Full and other members of the Willamette Valley Pleistocene Project have been finding pieces of the mammoth and other members of its herd, from babies to adults, over the years on their trips along the Yamhill River.

Some types of mammoths had lots of hair, Full said; that’s the kind usually depicted in animated movies. The McMinnville type had a smoother hide, though.

Smooth or hairy, mammoths were “huge,” he said, much larger than their modern cousin, the elephant. Adult males stood 14 feet high at the shoulder and had tusks 14 or 15 feet long.

“It was taller than my mom,” Cub Scout Tristan Jackson marveled.

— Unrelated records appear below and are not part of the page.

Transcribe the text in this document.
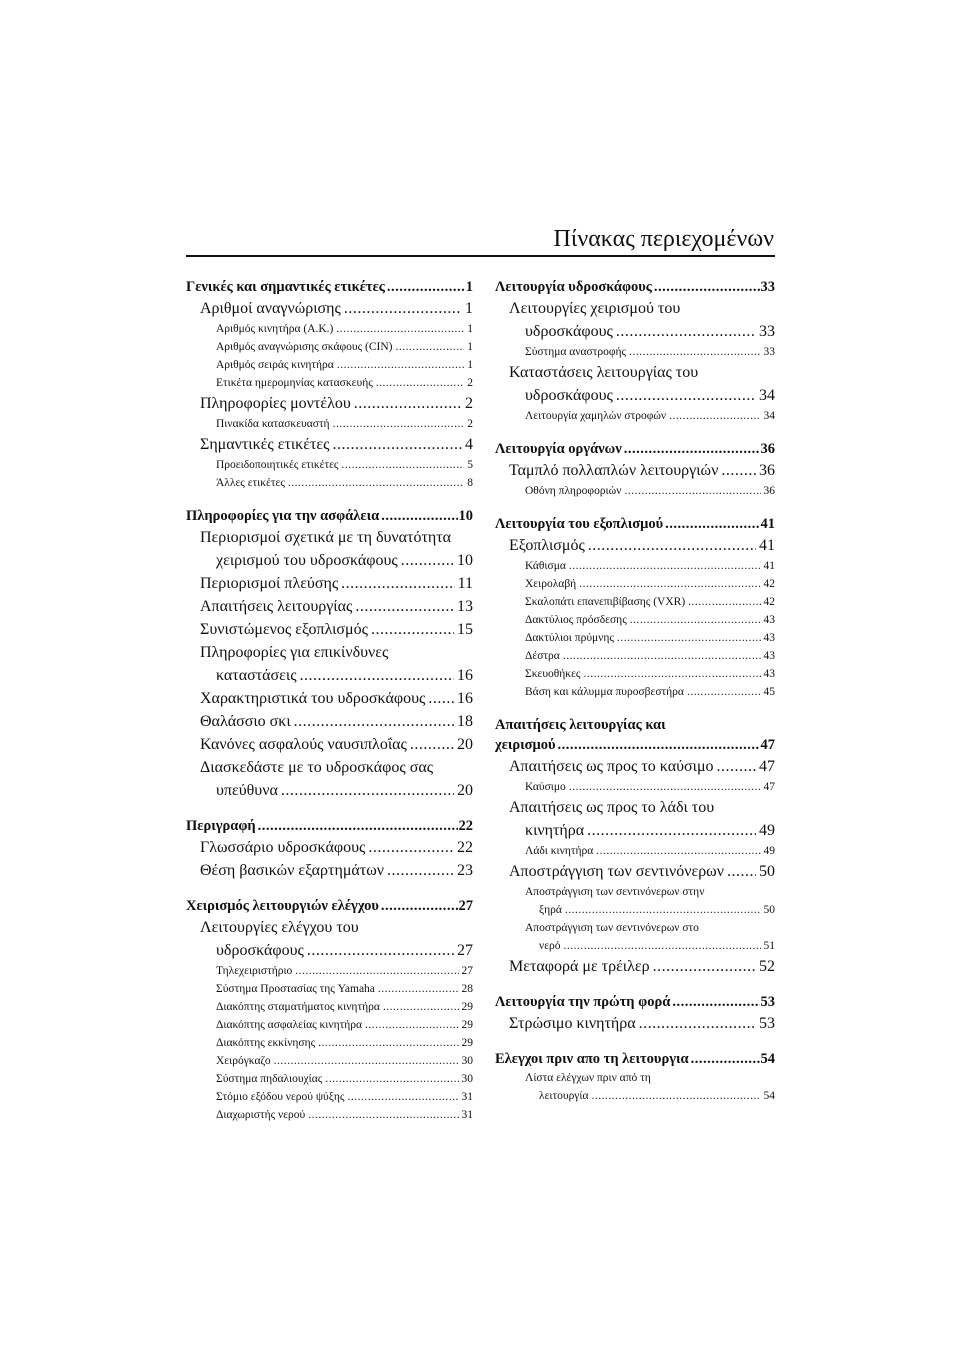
Πίνακας περιεχομένων
Γενικές και σημαντικές ετικέτες .....	1
Αριθμοί αναγνώρισης .....	1
Αριθμός κινητήρα (A.K.) .....	1
Αριθμός αναγνώρισης σκάφους (CIN) .....	1
Αριθμός σειράς κινητήρα .....	1
Ετικέτα ημερομηνίας κατασκευής .....	2
Πληροφορίες μοντέλου .....	2
Πινακίδα κατασκευαστή .....	2
Σημαντικές ετικέτες .....	4
Προειδοποιητικές ετικέτες .....	5
Άλλες ετικέτες .....	8
Πληροφορίες για την ασφάλεια .....	10
Περιορισμοί σχετικά με τη δυνατότητα
χειρισμού του υδροσκάφους .....	10
Περιορισμοί πλεύσης .....	11
Απαιτήσεις λειτουργίας .....	13
Συνιστώμενος εξοπλισμός .....	15
Πληροφορίες για επικίνδυνες
καταστάσεις .....	16
Χαρακτηριστικά του υδροσκάφους ..... 16
Θαλάσσιο σκι .....	18
Κανόνες ασφαλούς ναυσιπλοΐας .....	20
Διασκεδάστε με το υδροσκάφος σας
υπεύθυνα .....	20
Περιγραφή .....	22
Γλωσσάριο υδροσκάφους .....	22
Θέση βασικών εξαρτημάτων .....	23
Χειρισμός λειτουργιών ελέγχου .....	27
Λειτουργίες ελέγχου του
υδροσκάφους .....	27
Τηλεχειριστήριο .....	27
Σύστημα Προστασίας της Yamaha .....	28
Διακόπτης σταματήματος κινητήρα .....	29
Διακόπτης ασφαλείας κινητήρα .....	29
Διακόπτης εκκίνησης .....	29
Χειρόγκαζο .....	30
Σύστημα πηδαλιουχίας .....	30
Στόμιο εξόδου νερού ψύξης .....	31
Διαχωριστής νερού .....	31
Λειτουργία υδροσκάφους .....	33
Λειτουργίες χειρισμού του
υδροσκάφους .....	33
Σύστημα αναστροφής .....	33
Καταστάσεις λειτουργίας του
υδροσκάφους .....	34
Λειτουργία χαμηλών στροφών .....	34
Λειτουργία οργάνων .....	36
Ταμπλό πολλαπλών λειτουργιών .....	36
Οθόνη πληροφοριών .....	36
Λειτουργία του εξοπλισμού .....	41
Εξοπλισμός .....	41
Κάθισμα .....	41
Χειρολαβή .....	42
Σκαλοπάτι επανεπιβίβασης (VXR) .....	42
Δακτύλιος πρόσδεσης .....	43
Δακτύλιοι πρύμνης .....	43
Δέστρα .....	43
Σκευοθήκες .....	43
Βάση και κάλυμμα πυροσβεστήρα .....	45
Απαιτήσεις λειτουργίας και
χειρισμού .....	47
Απαιτήσεις ως προς το καύσιμο .....	47
Καύσιμο .....	47
Απαιτήσεις ως προς το λάδι του
κινητήρα .....	49
Λάδι κινητήρα .....	49
Αποστράγγιση των σεντινόνερων ..... 50
Αποστράγγιση των σεντινόνερων στην
ξηρά .....	50
Αποστράγγιση των σεντινόνερων στο
νερό .....	51
Μεταφορά με τρέιλερ .....	52
Λειτουργία την πρώτη φορά .....	53
Στρώσιμο κινητήρα .....	53
Ελεγχοι πριν απο τη λειτουργια .....	54
Λίστα ελέγχων πριν από τη
λειτουργία .....	54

Her mother, Joanna Jackson, laughed. “Everything’s taller than me,” she joked.

If she’d been around at the time of the local mammoths, she might have needed to avoid being accidentally stepped on. But she wouldn’t have needed to worry about being eaten, since the mammoths used their big, ribbed molars to chew grasses and other plants.

The mammoths weren’t the only creatures grazing along the Yamhill River in ancient times, Full said. He and his fellow hunters have discovered numerous animals, including some predators.

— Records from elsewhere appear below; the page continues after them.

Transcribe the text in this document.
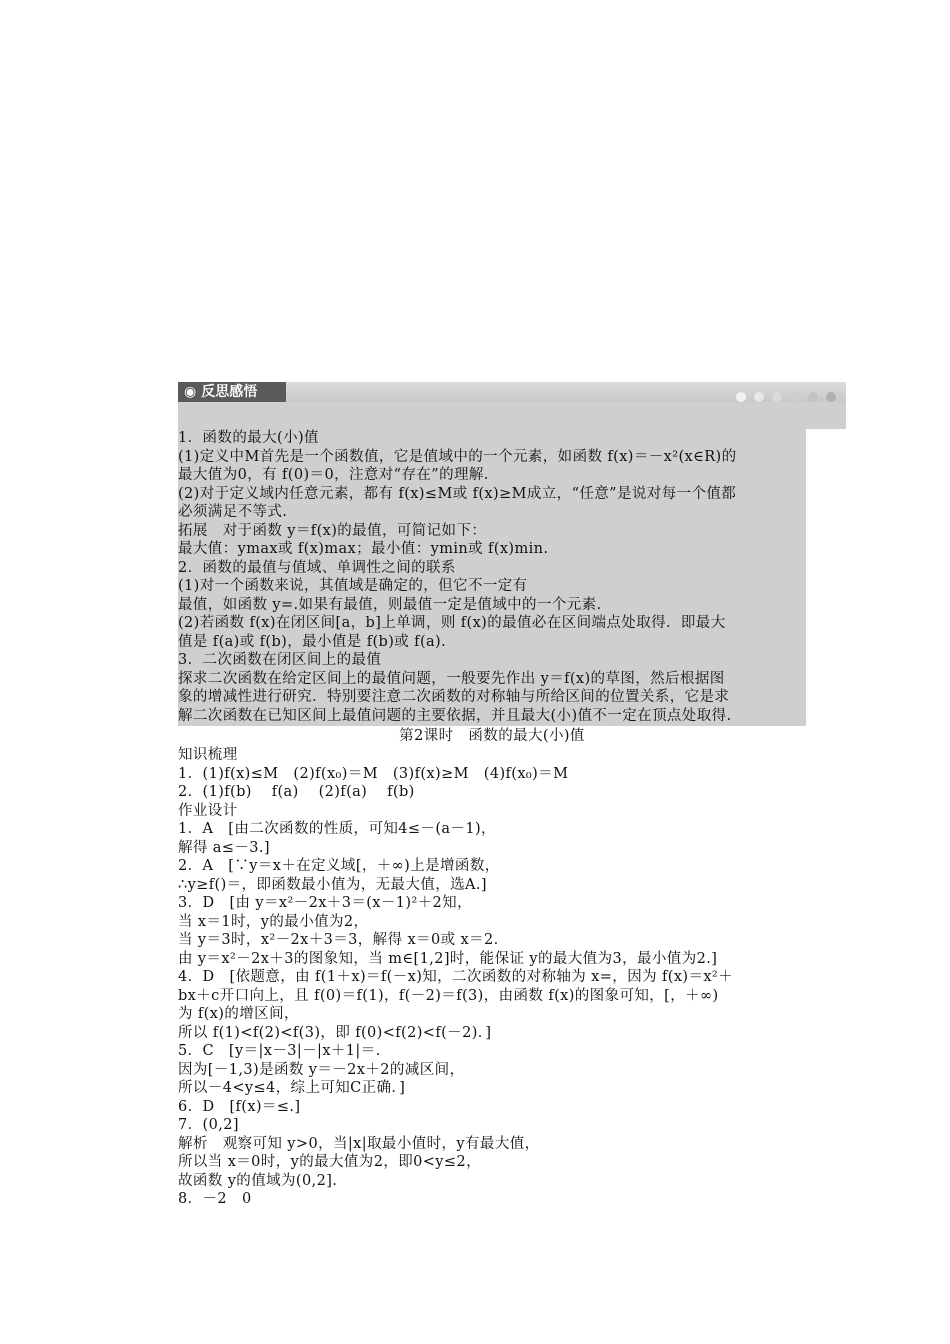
◉ 反思感悟
1．函数的最大(小)值
(1)定义中M首先是一个函数值，它是值域中的一个元素，如函数 f(x)＝－x²(x∈R)的
最大值为0，有 f(0)＝0，注意对“存在”的理解.
(2)对于定义域内任意元素，都有 f(x)≤M或 f(x)≥M成立，“任意”是说对每一个值都
必须满足不等式.
拓展　对于函数 y＝f(x)的最值，可简记如下：
最大值：ymax或 f(x)max；最小值：ymin或 f(x)min.
2．函数的最值与值域、单调性之间的联系
(1)对一个函数来说，其值域是确定的，但它不一定有
最值，如函数 y=.如果有最值，则最值一定是值域中的一个元素.
(2)若函数 f(x)在闭区间[a，b]上单调，则 f(x)的最值必在区间端点处取得．即最大
值是 f(a)或 f(b)，最小值是 f(b)或 f(a).
3．二次函数在闭区间上的最值
探求二次函数在给定区间上的最值问题，一般要先作出 y＝f(x)的草图，然后根据图
象的增减性进行研究．特别要注意二次函数的对称轴与所给区间的位置关系，它是求
解二次函数在已知区间上最值问题的主要依据，并且最大(小)值不一定在顶点处取得.
第2课时　函数的最大(小)值
知识梳理
1．(1)f(x)≤M　(2)f(x₀)＝M　(3)f(x)≥M　(4)f(x₀)＝M
2．(1)f(b)　 f(a)　 (2)f(a)　 f(b)
作业设计
1．A　[由二次函数的性质，可知4≤－(a－1)，
解得 a≤－3.]
2．A　[∵y＝x＋在定义域[，＋∞)上是增函数，
∴y≥f()＝，即函数最小值为，无最大值，选A.]
3．D　[由 y＝x²－2x＋3＝(x－1)²＋2知，
当 x＝1时，y的最小值为2，
当 y＝3时，x²－2x＋3＝3，解得 x＝0或 x＝2.
由 y＝x²－2x＋3的图象知，当 m∈[1,2]时，能保证 y的最大值为3，最小值为2.]
4．D　[依题意，由 f(1＋x)＝f(－x)知，二次函数的对称轴为 x=，因为 f(x)＝x²＋
bx＋c开口向上，且 f(0)＝f(1)，f(－2)＝f(3)，由函数 f(x)的图象可知，[，＋∞)
为 f(x)的增区间，
所以 f(1)<f(2)<f(3)，即 f(0)<f(2)<f(－2)．]
5．C　[y＝|x－3|－|x＋1|＝.
因为[－1,3)是函数 y＝－2x＋2的减区间，
所以－4<y≤4，综上可知C正确．]
6．D　[f(x)＝≤.]
7．(0,2]
解析　观察可知 y>0，当|x|取最小值时，y有最大值，
所以当 x＝0时，y的最大值为2，即0<y≤2，
故函数 y的值域为(0,2].
8．－2　0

He showed the Cub Scouts a mammoth bone that bears teeth marks, evidence that it had been chewed by a wolf. The wolf might not have killed it, though, he said; it might have been scavenging the carcass for food.

After seeing some fossils and pictures of the ancient animals, scouts got to help the Pleistocene Project. Each one picked up a small fossil and painted it with water-soluble preservative to stabilize it and keep it from falling apart.

Raen Frisbee chose a large, dark-colored fossil — a chunk about 6-by-4 inches. “I think it’s a foot,” he said as he dipped his paintbrush in the preservative and painted a thin layer onto every surface.

Fellow scout Mason Shipman disagreed with Ryan’s guess. “It’s definitely a joint between bones,” he said.

“Looks like a foot to me,” Raen said.

Other Cub Scouts picked smaller pieces, some long and thin, others more rounded. Pierce Egan guessed that his fossil was a piece of tusk ivory.

“Great guess,” Full said, telling them the piece is probably from an ulna or a clavicle.

Mason also made a good guess about the fossil he was preserving. “A canine on a mammoth?” he asked Full. “Like a tip that got sawed off.”

It is a tip, Full told him, “right off the top of a tusk.”

After the preservative dried on the fossils Mason, Pierce, Raen and the other Scouts had painted, volunteer George Freitag cataloged them in the Pleistocene Project’s archives.

They will be viewable, along with other fossils and information about the ongoing Pleistocene Project, on the organization’s website, willamettevalleypleistocene.com.